Catherine Opie at the National Portrait Gallery, London

Final print files

Catherine Opie is a US photographer whose work has been central to redefining contemporary portraiture since the early 1990s. Born in 1961 in Sandusky, Ohio, and based in Los Angeles, she first gained recognition for uncompromising portraits that foregrounded LGBTQ+ communities at a moment when they were largely absent from mainstream representation. Series such as Being and Having (1991) and Portraits (1993–97) for example, combine the authority of classical portraiture with subjects drawn from queer, leather and BDSM subcultures, asserting visibility. Throughout her career, Opie has maintained a practice that is both formally exacting and politically engaged, insisting on photography as a space where personal experience and social structure converge.

These concerns will be brought into focus in Catherine Opie: To Be Seen, the artist’s first major museum exhibition in the UK, curated in close collaboration with Opie from 5th March 2026 at the National Portrait Gallery.

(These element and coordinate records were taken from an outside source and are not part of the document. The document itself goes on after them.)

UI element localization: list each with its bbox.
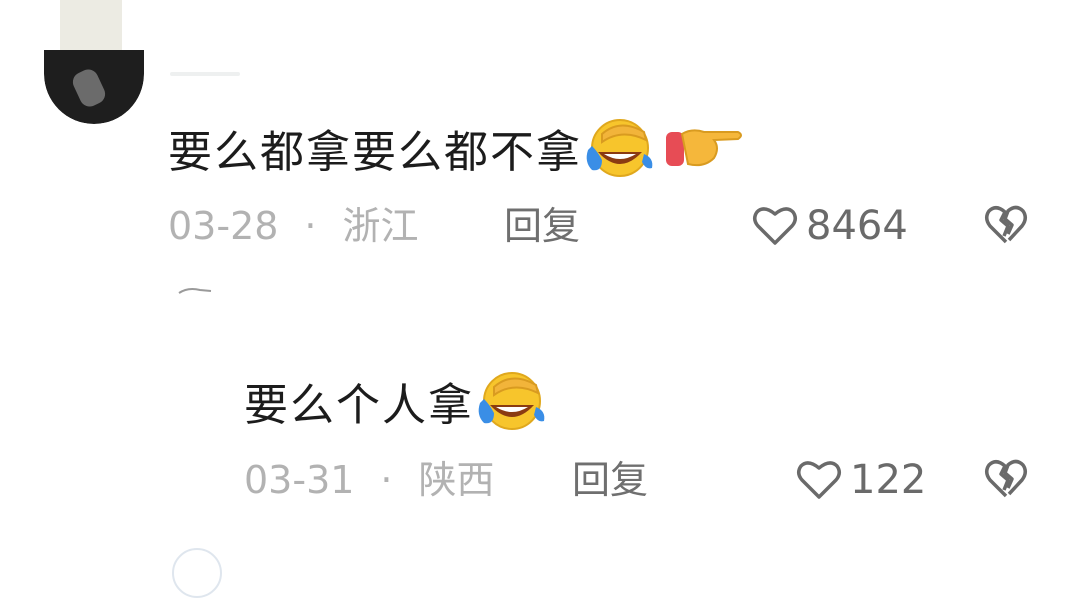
meta-separator: · bbox=[304, 204, 317, 248]
like-button[interactable]: 8464 bbox=[752, 202, 908, 250]
reply-avatar[interactable] bbox=[178, 287, 212, 295]
comment-text: 要么都拿要么都不拿 bbox=[168, 114, 744, 192]
username-placeholder bbox=[170, 72, 240, 76]
like-count: 122 bbox=[850, 457, 927, 503]
broken-heart-icon bbox=[985, 205, 1027, 244]
like-button[interactable]: 122 bbox=[796, 456, 926, 504]
pointing-right-emoji bbox=[664, 118, 744, 188]
facepalm-laugh-emoji bbox=[584, 114, 662, 192]
comment-date: 03-28 bbox=[168, 204, 279, 248]
reply-location: 陕西 bbox=[418, 458, 495, 502]
comment-body: 要么都拿要么都不拿 bbox=[168, 127, 582, 178]
comment-meta: 03-28 · 浙江 bbox=[168, 202, 419, 250]
meta-separator: · bbox=[380, 458, 393, 502]
dislike-button[interactable] bbox=[984, 204, 1028, 250]
reply-comment-text: 要么个人拿 bbox=[244, 367, 554, 445]
reply-date: 03-31 bbox=[244, 458, 355, 502]
reply-button[interactable]: 回复 bbox=[504, 202, 580, 250]
broken-heart-icon bbox=[985, 459, 1027, 498]
heart-icon bbox=[797, 461, 841, 499]
reply-comment-body: 要么个人拿 bbox=[244, 380, 474, 431]
dislike-button[interactable] bbox=[984, 458, 1028, 504]
heart-icon bbox=[753, 207, 797, 245]
avatar[interactable] bbox=[44, 0, 144, 124]
like-count: 8464 bbox=[806, 203, 908, 249]
next-avatar[interactable] bbox=[172, 548, 222, 598]
reply-meta: 03-31 · 陕西 bbox=[244, 456, 495, 504]
reply-button[interactable]: 回复 bbox=[572, 456, 648, 504]
facepalm-laugh-emoji bbox=[476, 367, 554, 445]
comment-location: 浙江 bbox=[342, 204, 419, 248]
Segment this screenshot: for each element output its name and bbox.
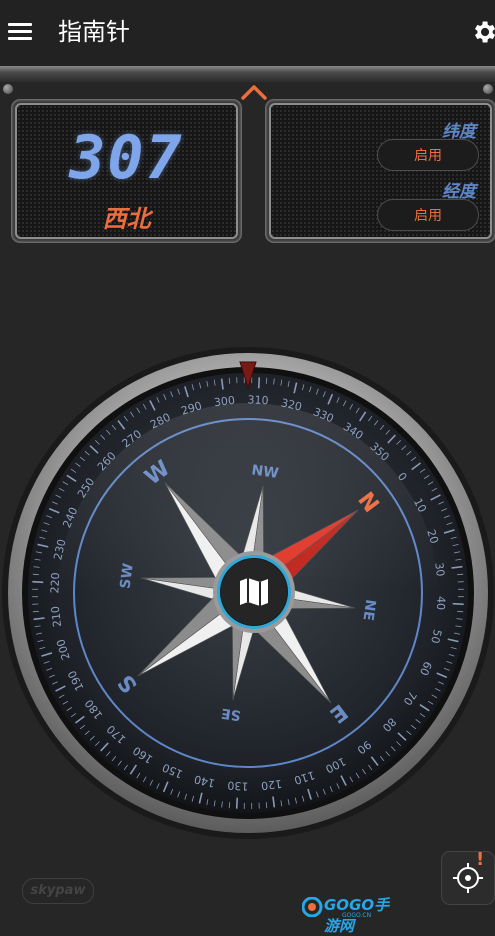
screw <box>3 84 13 94</box>
dial-tick <box>266 802 267 808</box>
dial-tick <box>453 604 464 605</box>
map-button[interactable] <box>212 550 296 634</box>
locate-button[interactable] <box>442 852 494 904</box>
dial-tick <box>237 798 238 809</box>
latitude-enable-button[interactable]: 启用 <box>377 139 479 171</box>
hamburger-menu-icon[interactable] <box>8 20 32 44</box>
longitude-enable-button[interactable]: 启用 <box>377 199 479 231</box>
heading-display: 307 西北 <box>15 103 238 239</box>
dial-degree-label: 210 <box>49 605 64 627</box>
heading-panel: 307 西北 <box>12 100 241 242</box>
watermark-subtext: GOGO.CN <box>342 912 371 919</box>
intercardinal-label-se: SE <box>220 705 242 724</box>
crosshair-icon <box>442 852 494 904</box>
top-rail <box>0 66 495 82</box>
page-title: 指南针 <box>58 14 130 50</box>
coordinates-display: 纬度 启用 经度 启用 <box>269 103 492 239</box>
heading-direction: 西北 <box>17 199 236 234</box>
dial-tick <box>457 611 463 612</box>
watermark: GOGO手游网 GOGO.CN <box>302 894 402 920</box>
gear-icon[interactable] <box>470 18 495 46</box>
map-icon <box>240 578 268 606</box>
app-bar: 指南针 <box>0 0 495 66</box>
chevron-up-icon[interactable] <box>240 82 268 102</box>
coordinates-panel: 纬度 启用 经度 启用 <box>266 100 495 242</box>
dial-tick <box>457 574 463 575</box>
dial-tick <box>33 574 39 575</box>
brand-logo: skypaw <box>22 878 94 904</box>
dial-degree-label: 130 <box>227 779 249 793</box>
alert-mark: ! <box>476 849 484 870</box>
dial-degree-label: 120 <box>260 777 282 792</box>
intercardinal-label-ne: NE <box>359 598 378 621</box>
heading-degrees: 307 <box>17 123 236 193</box>
dial-tick <box>32 582 43 583</box>
dial-tick <box>33 611 39 612</box>
dial-tick <box>229 378 230 384</box>
screw <box>483 84 493 94</box>
dial-tick <box>259 377 260 388</box>
dial-tick <box>229 802 230 808</box>
dial-degree-label: 40 <box>434 596 448 611</box>
watermark-logo-icon <box>302 897 324 917</box>
dial-tick <box>266 378 267 384</box>
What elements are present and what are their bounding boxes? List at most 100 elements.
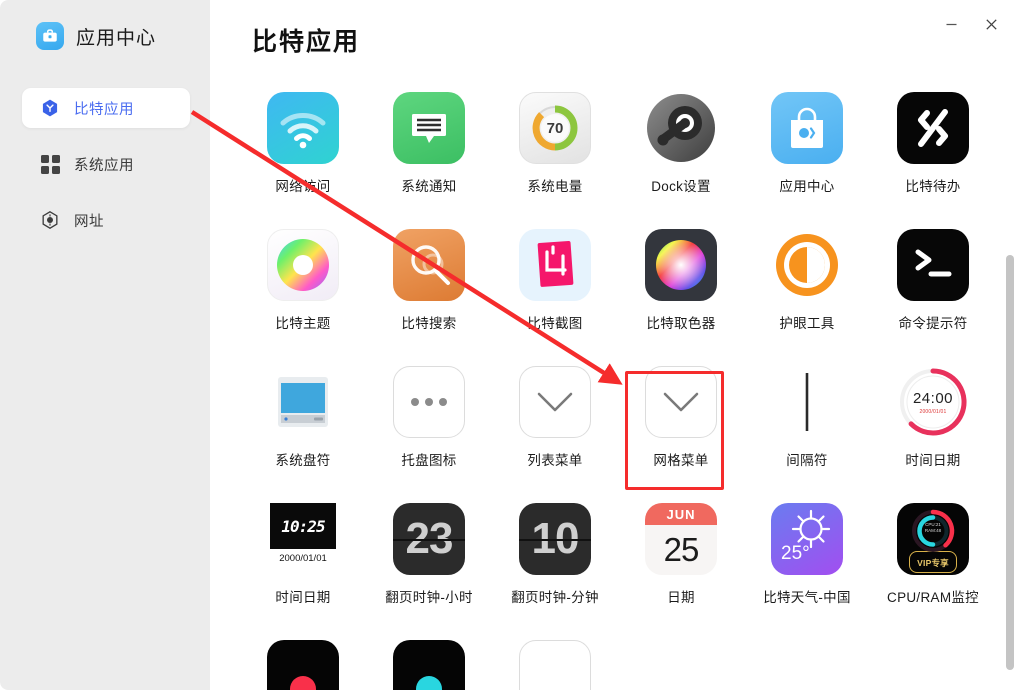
app-item-system-notification[interactable]: 系统通知	[366, 82, 492, 201]
disk-drive-icon	[267, 366, 339, 438]
page-title: 比特应用	[252, 28, 361, 56]
sidebar: 应用中心 比特应用 系统应用 网址	[0, 0, 210, 690]
sidebar-item-system-apps[interactable]: 系统应用	[22, 144, 190, 184]
app-store-bag-icon	[771, 92, 843, 164]
digital-date: 2000/01/01	[279, 553, 327, 564]
wifi-icon	[267, 92, 339, 164]
cpu-ram-monitor-icon: CPU:21 RAM:48 VIP专享	[897, 503, 969, 575]
sidebar-item-bit-apps[interactable]: 比特应用	[22, 88, 190, 128]
app-label: 比特天气-中国	[763, 590, 851, 605]
flip-clock-icon: 10	[519, 503, 591, 575]
digital-clock-icon: 10:25 2000/01/01	[267, 503, 339, 575]
crop-screenshot-icon	[519, 229, 591, 301]
ring-clock-icon: 24:00 2000/01/01	[897, 366, 969, 438]
app-item-list-menu[interactable]: 列表菜单	[492, 356, 618, 475]
app-item-bit-color-picker[interactable]: 比特取色器	[618, 219, 744, 338]
app-item-bit-theme[interactable]: 比特主题	[240, 219, 366, 338]
clock-date: 2000/01/01	[919, 408, 947, 415]
app-grid: 网络访问 系统通知 70 系统电量 Dock设置 应用中心 比特待办 比特主题 …	[240, 82, 996, 690]
calendar-month: JUN	[666, 506, 696, 522]
app-item-partial[interactable]	[366, 630, 492, 690]
main-panel: 比特应用 网络访问 系统通知 70 系统电量 Dock设置 应用中心 比特待办 …	[210, 0, 1020, 690]
battery-value: 70	[546, 119, 564, 137]
app-label: 翻页时钟-小时	[385, 590, 473, 605]
app-item-tray-icon[interactable]: 托盘图标	[366, 356, 492, 475]
app-item-bit-screenshot[interactable]: 比特截图	[492, 219, 618, 338]
app-item-digital-clock[interactable]: 10:25 2000/01/01 时间日期	[240, 493, 366, 612]
digital-time: 10:25	[281, 516, 325, 536]
notification-bubble-icon	[393, 92, 465, 164]
app-label: 网络访问	[275, 179, 331, 194]
app-label: 比特截图	[527, 316, 583, 331]
app-label: 比特主题	[275, 316, 331, 331]
app-item-bit-weather[interactable]: 25° 比特天气-中国	[744, 493, 870, 612]
clock-time: 24:00	[912, 389, 954, 407]
app-item-bit-todo[interactable]: 比特待办	[870, 82, 996, 201]
sidebar-item-websites[interactable]: 网址	[22, 200, 190, 240]
weather-sun-icon: 25°	[771, 503, 843, 575]
app-label: 护眼工具	[779, 316, 835, 331]
app-item-command-prompt[interactable]: 命令提示符	[870, 219, 996, 338]
app-item-flip-clock-hour[interactable]: 23 翻页时钟-小时	[366, 493, 492, 612]
sidebar-item-label: 比特应用	[74, 101, 134, 118]
weather-temp: 25°	[781, 543, 810, 564]
terminal-prompt-icon	[897, 229, 969, 301]
app-window: 应用中心 比特应用 系统应用 网址 比特应用 网络访问 系统通知 70 系统电量…	[0, 0, 1020, 690]
app-row: 10:25 2000/01/01 时间日期 23 翻页时钟-小时 10 翻页时钟…	[240, 493, 996, 612]
app-label: 系统盘符	[275, 453, 331, 468]
minimize-button[interactable]	[936, 10, 966, 38]
app-label: 列表菜单	[527, 453, 583, 468]
calendar-icon: JUN 25	[645, 503, 717, 575]
app-label: Dock设置	[651, 179, 711, 194]
app-item-eye-protection[interactable]: 护眼工具	[744, 219, 870, 338]
hexagon-y-icon	[40, 98, 60, 118]
app-item-app-center[interactable]: 应用中心	[744, 82, 870, 201]
app-label: 比特搜索	[401, 316, 457, 331]
app-item-partial[interactable]	[240, 630, 366, 690]
brand: 应用中心	[36, 22, 156, 50]
scrollbar-thumb[interactable]	[1006, 255, 1014, 670]
app-item-system-drive[interactable]: 系统盘符	[240, 356, 366, 475]
app-item-bit-search[interactable]: 比特搜索	[366, 219, 492, 338]
app-row: 网络访问 系统通知 70 系统电量 Dock设置 应用中心 比特待办	[240, 82, 996, 201]
sidebar-item-label: 网址	[74, 213, 104, 230]
app-item-grid-menu[interactable]: 网格菜单	[618, 356, 744, 475]
window-controls	[936, 10, 1006, 38]
app-label: 系统电量	[527, 179, 583, 194]
app-item-dock-settings[interactable]: Dock设置	[618, 82, 744, 201]
app-label: 比特待办	[905, 179, 961, 194]
app-label: 间隔符	[786, 453, 828, 468]
app-row: 比特主题 比特搜索 比特截图 比特取色器 护眼工具 命令提示符	[240, 219, 996, 338]
app-label: 系统通知	[401, 179, 457, 194]
app-icon-partial	[519, 640, 591, 690]
app-label: 日期	[667, 590, 695, 605]
sidebar-item-label: 系统应用	[74, 157, 134, 174]
vertical-bar-icon	[771, 366, 843, 438]
app-item-flip-clock-minute[interactable]: 10 翻页时钟-分钟	[492, 493, 618, 612]
calendar-day: 25	[663, 531, 700, 568]
dock-settings-icon	[645, 92, 717, 164]
app-icon-partial	[267, 640, 339, 690]
app-item-separator[interactable]: 间隔符	[744, 356, 870, 475]
chevron-down-icon	[519, 366, 591, 438]
app-label: 翻页时钟-分钟	[511, 590, 599, 605]
chevron-down-icon	[645, 366, 717, 438]
grid-squares-icon	[40, 154, 60, 174]
sidebar-nav: 比特应用 系统应用 网址	[22, 88, 190, 256]
briefcase-icon	[36, 22, 64, 50]
globe-hexagon-icon	[40, 210, 60, 230]
color-picker-wheel-icon	[645, 229, 717, 301]
app-label: 托盘图标	[401, 453, 457, 468]
app-label: 网格菜单	[653, 453, 709, 468]
app-item-network-access[interactable]: 网络访问	[240, 82, 366, 201]
app-label: 命令提示符	[898, 316, 968, 331]
close-button[interactable]	[976, 10, 1006, 38]
app-item-ring-clock[interactable]: 24:00 2000/01/01 时间日期	[870, 356, 996, 475]
flip-clock-icon: 23	[393, 503, 465, 575]
app-item-system-battery[interactable]: 70 系统电量	[492, 82, 618, 201]
app-item-date[interactable]: JUN 25 日期	[618, 493, 744, 612]
color-wheel-ring-icon	[267, 229, 339, 301]
app-item-partial[interactable]	[492, 630, 618, 690]
battery-gauge-icon: 70	[519, 92, 591, 164]
app-item-cpu-ram-monitor[interactable]: CPU:21 RAM:48 VIP专享 CPU/RAM监控	[870, 493, 996, 612]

A series of interventions will also place Opie’s photographs in relation to the museum’s permanent collection, extending her exploration on themes of representation and presence.

The exhibition will span key bodies of work from Being and Having through portraits of LGBTQ+ friends inspired by the court painter Hans Holbein to later, richly staged, Baroque-inflected portraits of artists.

Across more than three decades, Opie has continually repositioned the portrait, working across multiple formats and contexts. Conceptually rigorous and formally controlled, her photographs address ideas of home, intimacy and family, while also engaging more broadly with politics, identity and power structures at national and international levels. Her subjects range from queer communities, mentors and collaborators to children, surfers, high school football players, political crowds and the artist herself through self-portraiture. Portraiture remains her primary lens, even as she has extended it to landscape and infrastructure, treating place as a register of collective identity.

Alongside her artistic practice, Opie has been influential as an educator, serving for many years as chair of the photography department at UCLA. Her work is held in major museum collections including the Guggenheim Museum, SFMOMA and MOCA Los Angeles. The exhibition is one of the most anticipated in London.